Published May 14, 2019.
Protect yourself against scams on photo-sharing app.
Fraudsters have found fertile ground on social media.
You’ve probably seen some of the scams: Earn $1,000 a week. Easy loans. No money to start. And while there are plenty of scams on Facebook and other sites, Andrea Parrish says Instagram is particularly ripe for fraud.
It’s all about how people use it, says Parrish, STCU’s digital marketing assistant manager.
"You don't have to know somebody to interact with them there. It’s an open ground for scammers," she says, whereas on Facebook, a friend request from a stranger would set off internal alarms.
Scammers target people who are stressed, tired, and worried about money. It can be easy to fall into a false sense of security. You start following someone because they’re posting gorgeous tropical photos, #vacationgoals. Then you feel like you get to know them — you see their breakfast, their adorable puppy. But in reality, those are probably stolen photos, Parrish says. Their insta-story is as fake as all that free money they’re going to send you, if you’ll just direct message them and deposit this check.
If it sounds too good to be true, it probably is, says Jim Fuher, STCU’s fraud prevention manager. There are some red flags to watch out for with any social media scam:
- Phrases like "no money needed," "work from home," and "free money."
- Pictures of bank accounts with plenty of zeroes. Those are the accounts fraudsters stole from, right before they did it, Parrish says.

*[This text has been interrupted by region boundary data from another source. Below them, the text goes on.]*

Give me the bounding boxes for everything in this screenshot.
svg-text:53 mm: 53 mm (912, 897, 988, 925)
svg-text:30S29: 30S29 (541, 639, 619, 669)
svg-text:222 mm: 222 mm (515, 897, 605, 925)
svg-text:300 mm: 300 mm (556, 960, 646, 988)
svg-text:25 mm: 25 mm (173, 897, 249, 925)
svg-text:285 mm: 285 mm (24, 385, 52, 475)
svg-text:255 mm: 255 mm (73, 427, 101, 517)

- Requests for online banking credentials. Or more subtle tricks, like asking your pet's name or your mother's maiden name. That could be just what a thief needs to hack into your account.
“If you do fall for a scam, alert your financial institution right away. ” Parrish says.

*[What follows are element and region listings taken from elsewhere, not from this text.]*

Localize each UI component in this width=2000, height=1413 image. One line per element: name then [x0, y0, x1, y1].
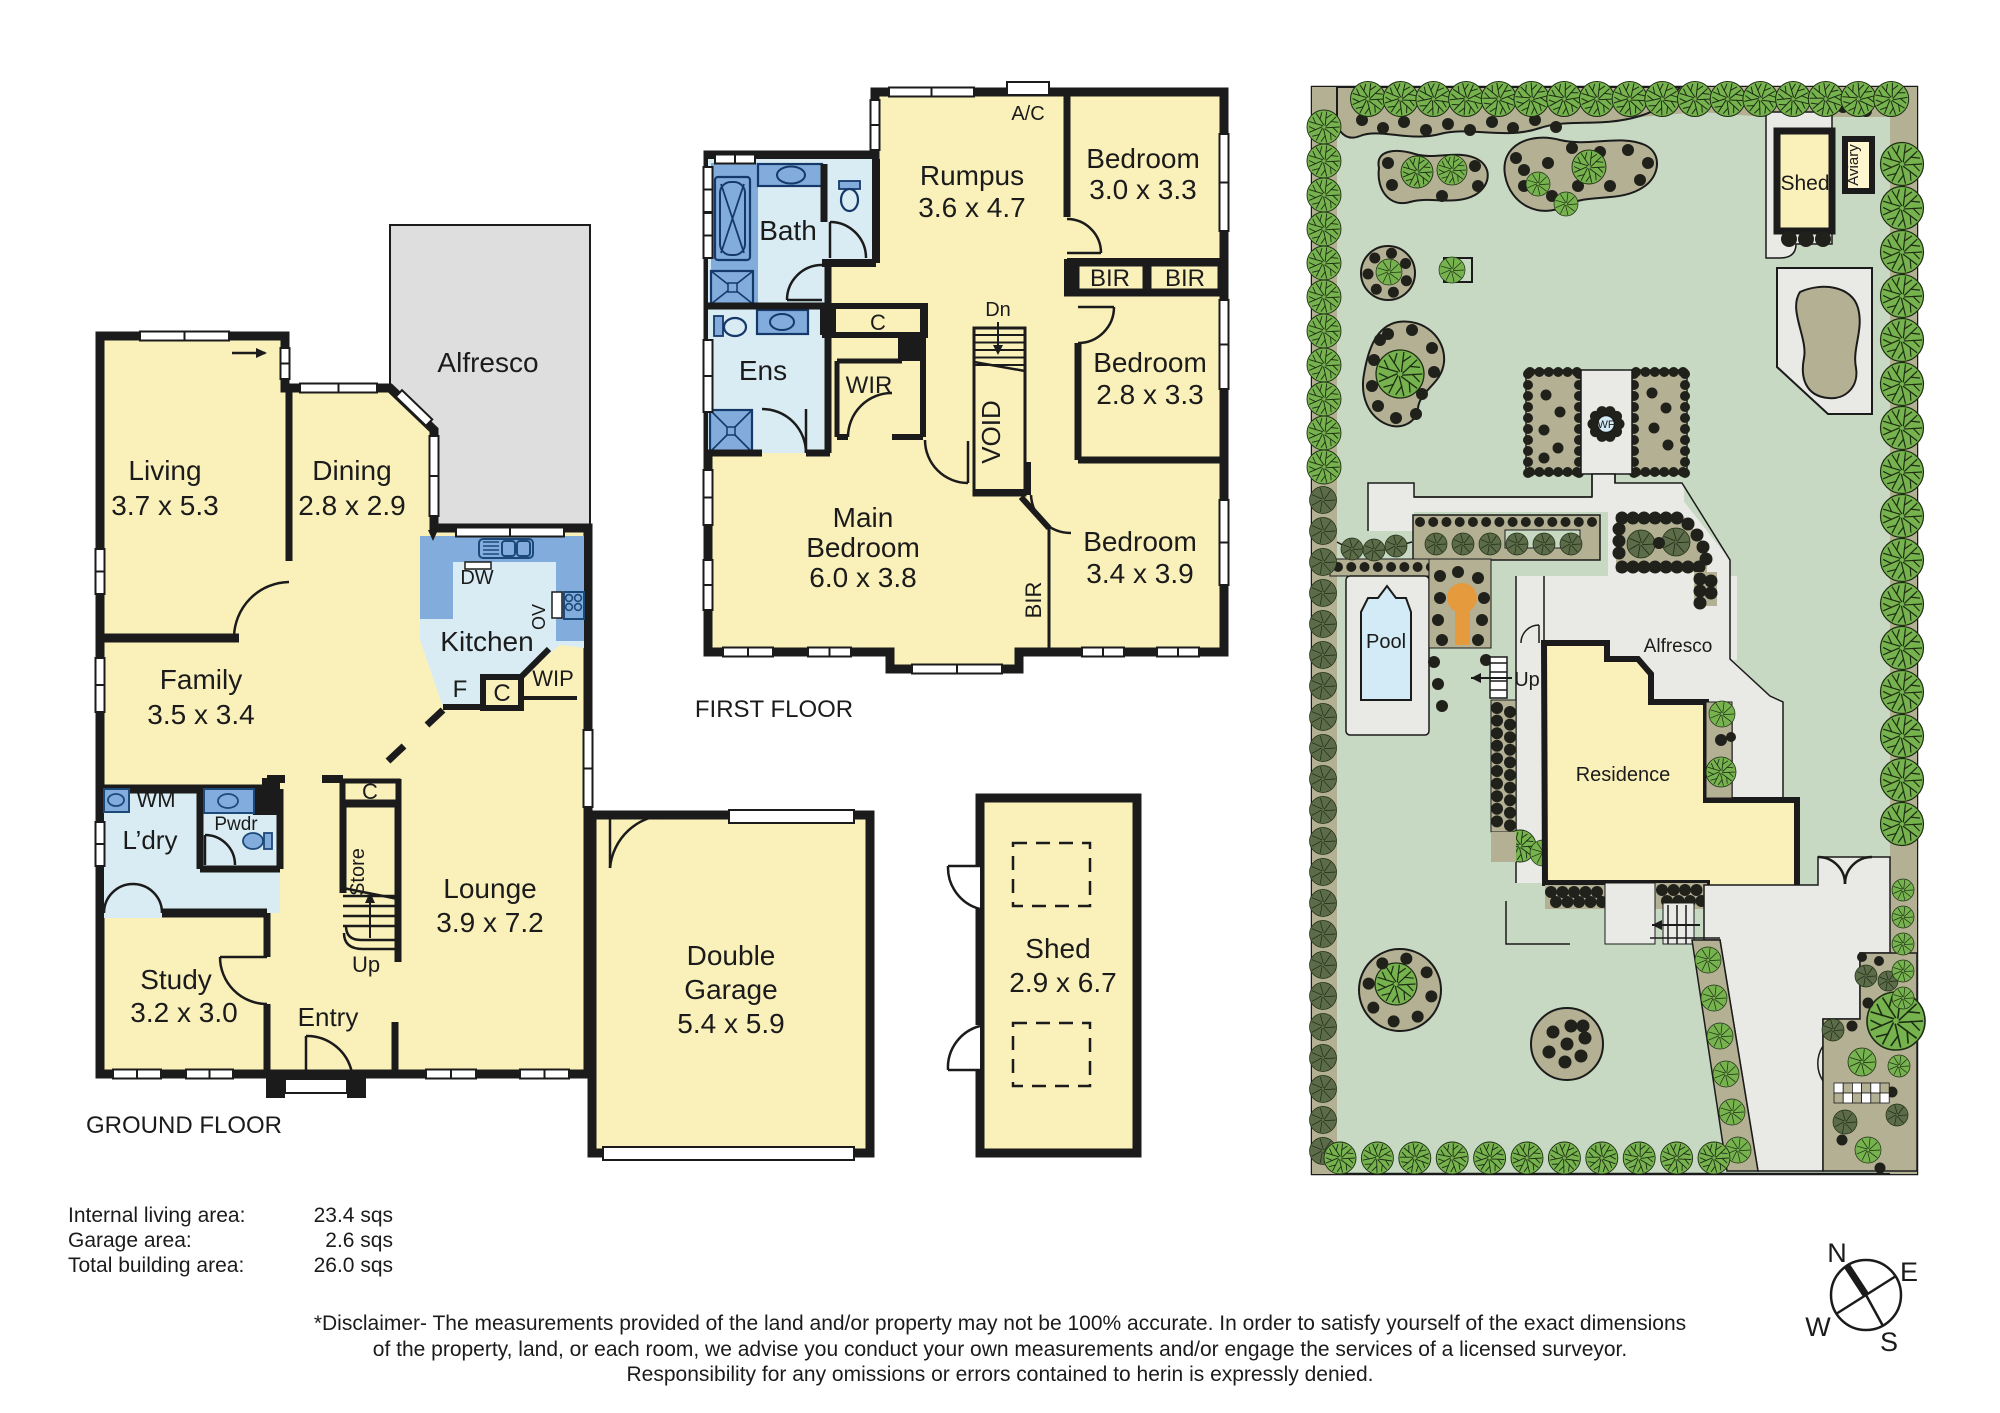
- svg-text:Shed: Shed: [1780, 172, 1829, 195]
- svg-text:Living: Living: [128, 455, 201, 486]
- svg-text:Main: Main: [833, 502, 894, 533]
- svg-text:F: F: [453, 676, 468, 703]
- svg-text:Bath: Bath: [759, 215, 817, 246]
- svg-text:of the property, land, or each: of the property, land, or each room, we …: [373, 1338, 1627, 1361]
- svg-text:FIRST FLOOR: FIRST FLOOR: [695, 696, 853, 723]
- svg-text:W: W: [1805, 1312, 1831, 1342]
- svg-text:C: C: [493, 680, 510, 707]
- svg-text:Bedroom: Bedroom: [806, 532, 920, 563]
- svg-text:Aviary: Aviary: [1845, 144, 1862, 186]
- svg-text:N: N: [1827, 1238, 1847, 1268]
- svg-text:Total building area:: Total building area:: [68, 1254, 244, 1277]
- svg-text:Bedroom: Bedroom: [1086, 143, 1200, 174]
- svg-text:Garage: Garage: [684, 974, 777, 1005]
- svg-text:Ens: Ens: [739, 355, 787, 386]
- svg-text:C: C: [870, 310, 886, 335]
- svg-text:2.8 x 2.9: 2.8 x 2.9: [298, 490, 405, 521]
- svg-text:S: S: [1880, 1327, 1898, 1357]
- svg-text:Up: Up: [1514, 669, 1540, 691]
- svg-text:3.2 x 3.0: 3.2 x 3.0: [130, 997, 237, 1028]
- svg-text:Shed: Shed: [1025, 933, 1090, 964]
- svg-text:Family: Family: [160, 664, 242, 695]
- svg-text:Double: Double: [687, 940, 776, 971]
- svg-text:3.4 x 3.9: 3.4 x 3.9: [1086, 558, 1193, 589]
- svg-text:5.4 x 5.9: 5.4 x 5.9: [677, 1008, 784, 1039]
- svg-text:3.7 x 5.3: 3.7 x 5.3: [111, 490, 218, 521]
- svg-text:*Disclaimer- The measurements: *Disclaimer- The measurements provided o…: [314, 1312, 1686, 1335]
- svg-text:2.9 x 6.7: 2.9 x 6.7: [1009, 967, 1116, 998]
- svg-text:Dining: Dining: [312, 455, 391, 486]
- svg-text:Residence: Residence: [1576, 764, 1671, 786]
- svg-text:Bedroom: Bedroom: [1093, 347, 1207, 378]
- svg-text:BIR: BIR: [1090, 265, 1130, 292]
- svg-text:A/C: A/C: [1011, 103, 1044, 125]
- svg-text:Bedroom: Bedroom: [1083, 526, 1197, 557]
- svg-text:Internal living area:: Internal living area:: [68, 1204, 245, 1227]
- svg-text:WM: WM: [136, 787, 175, 812]
- svg-text:Pool: Pool: [1366, 631, 1406, 653]
- svg-text:Alfresco: Alfresco: [437, 347, 538, 378]
- svg-text:3.0 x 3.3: 3.0 x 3.3: [1089, 174, 1196, 205]
- svg-text:Responsibility for any omissio: Responsibility for any omissions or erro…: [626, 1363, 1373, 1386]
- svg-text:Pwdr: Pwdr: [214, 814, 258, 835]
- svg-text:WIR: WIR: [846, 372, 893, 399]
- svg-text:Kitchen: Kitchen: [440, 626, 533, 657]
- svg-text:Garage area:: Garage area:: [68, 1229, 192, 1252]
- svg-text:Lounge: Lounge: [443, 873, 536, 904]
- svg-text:3.6 x 4.7: 3.6 x 4.7: [918, 192, 1025, 223]
- svg-text:BIR: BIR: [1165, 265, 1205, 292]
- svg-text:VOID: VOID: [976, 400, 1006, 464]
- svg-text:Rumpus: Rumpus: [920, 160, 1024, 191]
- svg-text:E: E: [1900, 1257, 1918, 1287]
- svg-text:Dn: Dn: [985, 299, 1011, 321]
- svg-text:3.9 x 7.2: 3.9 x 7.2: [436, 907, 543, 938]
- svg-text:GROUND FLOOR: GROUND FLOOR: [86, 1112, 282, 1139]
- svg-text:Entry: Entry: [298, 1002, 359, 1032]
- svg-text:23.4 sqs: 23.4 sqs: [314, 1204, 393, 1227]
- svg-text:WIP: WIP: [532, 666, 574, 691]
- svg-text:2.6 sqs: 2.6 sqs: [325, 1229, 393, 1252]
- svg-text:Study: Study: [140, 964, 212, 995]
- svg-text:Up: Up: [352, 952, 380, 977]
- svg-text:C: C: [362, 779, 378, 804]
- svg-text:3.5 x 3.4: 3.5 x 3.4: [147, 699, 254, 730]
- svg-text:26.0 sqs: 26.0 sqs: [314, 1254, 393, 1277]
- svg-text:L’dry: L’dry: [123, 825, 178, 855]
- svg-text:BIR: BIR: [1021, 582, 1046, 619]
- svg-text:Alfresco: Alfresco: [1644, 636, 1713, 657]
- svg-text:6.0 x 3.8: 6.0 x 3.8: [809, 562, 916, 593]
- svg-text:DW: DW: [460, 567, 493, 589]
- svg-text:WF: WF: [1597, 419, 1614, 431]
- svg-text:2.8 x 3.3: 2.8 x 3.3: [1096, 379, 1203, 410]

You can take steps to protect yourself:
- Keep your social media profiles private, and be selective about whom you allow to follow or friend you.
- Be skeptical of stories about wild success or fantastic earnings — and of any request from someone you don’t know well.

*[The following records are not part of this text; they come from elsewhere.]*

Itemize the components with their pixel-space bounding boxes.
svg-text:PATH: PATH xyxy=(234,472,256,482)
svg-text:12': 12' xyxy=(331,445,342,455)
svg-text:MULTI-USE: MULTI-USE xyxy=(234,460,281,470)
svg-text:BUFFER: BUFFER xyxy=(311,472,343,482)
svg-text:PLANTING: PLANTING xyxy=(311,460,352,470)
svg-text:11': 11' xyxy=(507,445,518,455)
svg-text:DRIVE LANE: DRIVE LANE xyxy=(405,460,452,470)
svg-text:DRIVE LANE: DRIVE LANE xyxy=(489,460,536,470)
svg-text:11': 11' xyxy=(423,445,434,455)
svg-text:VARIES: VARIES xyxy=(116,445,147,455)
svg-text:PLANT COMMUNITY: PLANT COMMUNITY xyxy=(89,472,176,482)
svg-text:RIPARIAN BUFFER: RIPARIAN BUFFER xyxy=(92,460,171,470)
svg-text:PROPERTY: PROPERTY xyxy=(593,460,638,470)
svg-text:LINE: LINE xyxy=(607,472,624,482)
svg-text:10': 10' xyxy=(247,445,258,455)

- Never give out online banking credentials. Often victims think they were only giving permission for the fraudster to make a deposit, Fuher says, but once in, the thief can see everything in online banking.
If you go to your credit union or bank and make a big withdrawal, you may encounter some questions from the tellers, Fuher said. They’re not being nosy; they’re on the lookout to protect you from fraud.
If you do fall for a scam, alert your financial institution right away. It’s hard, Parrish says. "You’re admitting you did something you feel is stupid. But it's not stupid until you try to hide it."
Victims also should file a complaint with local authorities or the FBI’s Internet Crime Complaint Center at www.ic3.gov, Fuher said. And change your passwords on everything.